Quadratic Reciprocity

  • Thm 4.6 Law of Quadratic Reciprocity: Let \(m,n\) be odd integers with \(\gcd(m, n) = 1\), then

    \[ \left(\frac{m}{n}\right)\left(\frac{n}{m}\right) = (-1)^{\frac{m-1}{2} \cdot \frac{n-1}{2}} \]

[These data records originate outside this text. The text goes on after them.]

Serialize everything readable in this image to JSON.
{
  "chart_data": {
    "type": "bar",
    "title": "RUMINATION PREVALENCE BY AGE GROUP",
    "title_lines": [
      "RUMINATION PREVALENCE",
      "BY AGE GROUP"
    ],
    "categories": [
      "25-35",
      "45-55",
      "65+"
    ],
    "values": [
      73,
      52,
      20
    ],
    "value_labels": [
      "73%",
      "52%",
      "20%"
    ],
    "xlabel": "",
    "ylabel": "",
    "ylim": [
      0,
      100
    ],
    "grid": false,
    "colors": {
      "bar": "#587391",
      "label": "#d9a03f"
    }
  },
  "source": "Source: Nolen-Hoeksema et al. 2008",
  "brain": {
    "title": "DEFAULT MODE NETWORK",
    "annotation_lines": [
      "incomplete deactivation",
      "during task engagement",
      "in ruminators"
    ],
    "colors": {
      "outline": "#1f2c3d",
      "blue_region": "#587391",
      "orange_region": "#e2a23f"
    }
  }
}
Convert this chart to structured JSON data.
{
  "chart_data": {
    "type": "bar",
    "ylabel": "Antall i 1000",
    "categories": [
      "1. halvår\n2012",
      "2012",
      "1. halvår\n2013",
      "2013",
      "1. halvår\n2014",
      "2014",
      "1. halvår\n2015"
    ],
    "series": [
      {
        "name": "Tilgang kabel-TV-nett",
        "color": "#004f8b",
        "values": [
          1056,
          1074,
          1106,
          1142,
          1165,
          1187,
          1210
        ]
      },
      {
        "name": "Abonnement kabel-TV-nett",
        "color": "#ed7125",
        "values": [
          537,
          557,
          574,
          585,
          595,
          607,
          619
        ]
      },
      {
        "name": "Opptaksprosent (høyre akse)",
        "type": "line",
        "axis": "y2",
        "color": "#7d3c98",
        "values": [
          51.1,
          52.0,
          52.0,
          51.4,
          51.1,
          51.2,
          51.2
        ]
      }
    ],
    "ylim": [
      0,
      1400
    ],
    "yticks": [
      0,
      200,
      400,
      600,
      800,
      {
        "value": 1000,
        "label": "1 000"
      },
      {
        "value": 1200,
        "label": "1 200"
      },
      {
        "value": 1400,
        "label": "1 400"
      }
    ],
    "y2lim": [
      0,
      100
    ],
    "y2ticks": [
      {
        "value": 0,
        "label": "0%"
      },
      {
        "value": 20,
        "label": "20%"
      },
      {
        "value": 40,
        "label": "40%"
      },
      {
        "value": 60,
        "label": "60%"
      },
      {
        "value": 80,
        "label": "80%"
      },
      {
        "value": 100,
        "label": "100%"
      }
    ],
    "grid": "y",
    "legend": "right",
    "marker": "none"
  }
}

    Equivalently, \(\left(\frac{m}{n}\right) = \left(\frac{n}{m}\right) \cdot (-1)^{\frac{m-1}{2} \cdot \frac{n-1}{2}}\)

    Example

    1. Since

      \[ \begin{aligned} \left(\frac{3}{17}\right) &= \left(\frac{17}{3}\right) \cdot (-1)^{\frac{3-1}{2} \cdot \frac{17-1}{2}} \\ &= \left(\frac{2}{3}\right) \cdot 1 \\ &= -1 \end{aligned} \]

      Thus \(3\) is a NQR modulo \(17\).

    2. Since

      \[ \begin{aligned} \left(\frac{6}{17}\right) &= \left(\frac{2}{17}\right) \cdot \left(\frac{3}{17}\right) \\ &= (-1)^{\frac{17^2-1}{8}} \cdot (-1) \\ &= -1 \end{aligned} \]

      Thus \(6\) is a NQR modulo \(17\).